Regarding RNNLM training script

1,085 views
Skip to first unread message

Alim Misbullah

unread,
Jul 22, 2018, 8:53:07 AM7/22/18
to kaldi-help
Hi,

My *.counts file produce too large integer number because my training data is about 300 million.

How to deal with this issue?

num_splits=$(rnnlm/get_num_splits.sh 5000000 data/rnnlm/text_zh-hant-gc exp/rnnlm_zh-hant-gc_lstm_tdnn_bs_1a/config/data_weights.txt)
rnnlm/get_num_splits.sh: line 69: [: 4.20253e+09: integer expression expected
rnnlm/get_num_splits.sh: there were no counts in counts file data/rnnlm/text_zh-hant-gc/gc.counts

Thanks for suggestion.

Best,
Alim

Daniel Povey

unread,
Jul 22, 2018, 1:36:31 PM7/22/18
to kaldi-help
Can you figure out what program or script or inline command originally produced the 4.20e+09?  we can change how the formatting is done.


--
Go to http://kaldi-asr.org/forums.html find out how to join
---
You received this message because you are subscribed to the Google Groups "kaldi-help" group.
To unsubscribe from this group and stop receiving emails from it, send an email to kaldi-help+unsubscribe@googlegroups.com.
To post to this group, send email to kaldi...@googlegroups.com.
To view this discussion on the web visit https://groups.google.com/d/msgid/kaldi-help/518a5b1c-398f-4790-9925-329f35e946d9%40googlegroups.com.
For more options, visit https://groups.google.com/d/optout.

Alim Misbullah

unread,
Jul 22, 2018, 5:15:12 PM7/22/18
to kaldi-help
Hi,

Thanks for response.

I found it in rnnlm/get_num_splits.sh inline 68-69

for f in $text/*.counts; do
   if [ "$f" != "$text/dev.counts" ]; then
     this_tot=$(cat $f | awk '{tot += $2} END{print tot}')
     if ! [ $this_tot -gt 0 ]; then
       echo "$0: there were no counts in counts file $f" 1>&2
       exit 1
     fi
     # weight by the data multiplicity which is the second field of the weights file.
     multiplicity=$(basename $f | sed 's:.counts$::' | utils/apply_map.pl $multiplicities)
     if ! [ $multiplicity -eq $multiplicity ]; then
       echo "$0: error getting multiplicity for data-source $f, check weights file $weights_file"
       exit 1
     fi
     tot_orig=$[tot_orig+this_tot]
     tot_with_multiplicities=$[tot_with_multiplicities+(this_tot*multiplicity)]
  fi

done

Best,
Alim

Daniel Povey

unread,
Jul 22, 2018, 5:45:31 PM7/22/18
to kaldi-help
see if changing
 print tot
to
printf("%d", tot)
fixes it, and please make a PR if it does.


--
Go to http://kaldi-asr.org/forums.html find out how to join
---
You received this message because you are subscribed to the Google Groups "kaldi-help" group.
To unsubscribe from this group and stop receiving emails from it, send an email to kaldi-help+unsubscribe@googlegroups.com.
To post to this group, send email to kaldi...@googlegroups.com.

Alim Misbullah

unread,
Jul 23, 2018, 9:35:35 PM7/23/18
to kaldi-help
Hi,

I also found that when I train RNNLM model, the memory increase significantly when doing rnnlm-compute-prob.
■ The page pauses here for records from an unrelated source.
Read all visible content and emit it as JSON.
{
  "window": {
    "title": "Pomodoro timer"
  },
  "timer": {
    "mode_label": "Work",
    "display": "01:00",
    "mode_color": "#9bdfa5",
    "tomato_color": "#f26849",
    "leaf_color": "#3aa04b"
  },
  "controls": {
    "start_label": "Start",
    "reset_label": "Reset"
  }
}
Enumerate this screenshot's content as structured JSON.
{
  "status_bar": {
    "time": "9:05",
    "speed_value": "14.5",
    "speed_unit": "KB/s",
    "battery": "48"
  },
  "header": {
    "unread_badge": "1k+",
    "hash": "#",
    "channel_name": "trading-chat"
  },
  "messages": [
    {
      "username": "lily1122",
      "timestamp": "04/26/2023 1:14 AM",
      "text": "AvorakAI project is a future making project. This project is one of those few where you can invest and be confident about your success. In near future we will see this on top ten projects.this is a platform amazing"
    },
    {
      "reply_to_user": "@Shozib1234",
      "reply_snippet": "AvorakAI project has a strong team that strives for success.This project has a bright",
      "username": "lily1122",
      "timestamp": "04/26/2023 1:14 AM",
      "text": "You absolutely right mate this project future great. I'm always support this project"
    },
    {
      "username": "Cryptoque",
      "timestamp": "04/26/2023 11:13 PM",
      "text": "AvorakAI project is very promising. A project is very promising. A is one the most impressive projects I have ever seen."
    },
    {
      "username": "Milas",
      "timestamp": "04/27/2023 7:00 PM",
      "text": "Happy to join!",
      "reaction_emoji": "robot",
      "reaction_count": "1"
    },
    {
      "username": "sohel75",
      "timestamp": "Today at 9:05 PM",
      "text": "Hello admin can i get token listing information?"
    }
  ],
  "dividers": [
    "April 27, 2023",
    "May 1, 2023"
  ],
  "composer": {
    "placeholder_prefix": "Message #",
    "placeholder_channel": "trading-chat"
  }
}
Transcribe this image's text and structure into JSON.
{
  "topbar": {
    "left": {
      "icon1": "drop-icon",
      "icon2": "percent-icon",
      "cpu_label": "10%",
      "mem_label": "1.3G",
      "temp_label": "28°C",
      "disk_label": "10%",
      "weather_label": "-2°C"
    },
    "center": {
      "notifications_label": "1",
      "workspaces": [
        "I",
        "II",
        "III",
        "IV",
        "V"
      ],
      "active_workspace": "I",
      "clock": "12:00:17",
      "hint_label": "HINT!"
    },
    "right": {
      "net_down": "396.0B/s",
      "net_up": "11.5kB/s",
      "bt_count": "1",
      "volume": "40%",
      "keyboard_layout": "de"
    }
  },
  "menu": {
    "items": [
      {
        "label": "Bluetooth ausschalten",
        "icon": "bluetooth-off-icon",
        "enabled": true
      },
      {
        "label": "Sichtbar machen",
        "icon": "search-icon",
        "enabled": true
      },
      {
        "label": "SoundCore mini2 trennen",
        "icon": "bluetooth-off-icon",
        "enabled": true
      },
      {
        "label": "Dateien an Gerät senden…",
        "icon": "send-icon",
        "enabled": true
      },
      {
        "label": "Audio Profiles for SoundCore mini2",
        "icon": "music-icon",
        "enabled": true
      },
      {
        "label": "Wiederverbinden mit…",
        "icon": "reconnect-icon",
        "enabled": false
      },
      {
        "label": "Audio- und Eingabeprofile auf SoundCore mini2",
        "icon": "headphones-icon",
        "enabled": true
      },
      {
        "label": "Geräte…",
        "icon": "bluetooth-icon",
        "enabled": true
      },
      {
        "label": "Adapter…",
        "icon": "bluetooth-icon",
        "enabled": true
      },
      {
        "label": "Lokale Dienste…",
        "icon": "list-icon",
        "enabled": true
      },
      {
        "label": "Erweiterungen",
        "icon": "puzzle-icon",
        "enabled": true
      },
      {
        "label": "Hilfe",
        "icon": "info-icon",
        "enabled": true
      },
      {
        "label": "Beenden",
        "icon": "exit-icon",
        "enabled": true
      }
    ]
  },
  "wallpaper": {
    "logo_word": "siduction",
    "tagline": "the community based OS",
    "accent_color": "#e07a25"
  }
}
The new process of rnnlm-compute-prob will not wait for previous rnnlm-compute-prob to be finished.

When I check the process using "htop", there are too many rnnlm-compute-prob for different model RNNLM model need to be finished.

How to solve this issue?

So that, the process will not consume a lot of memory.

Best,
Alim


To unsubscribe from this group and stop receiving emails from it, send an email to kaldi-help+...@googlegroups.com.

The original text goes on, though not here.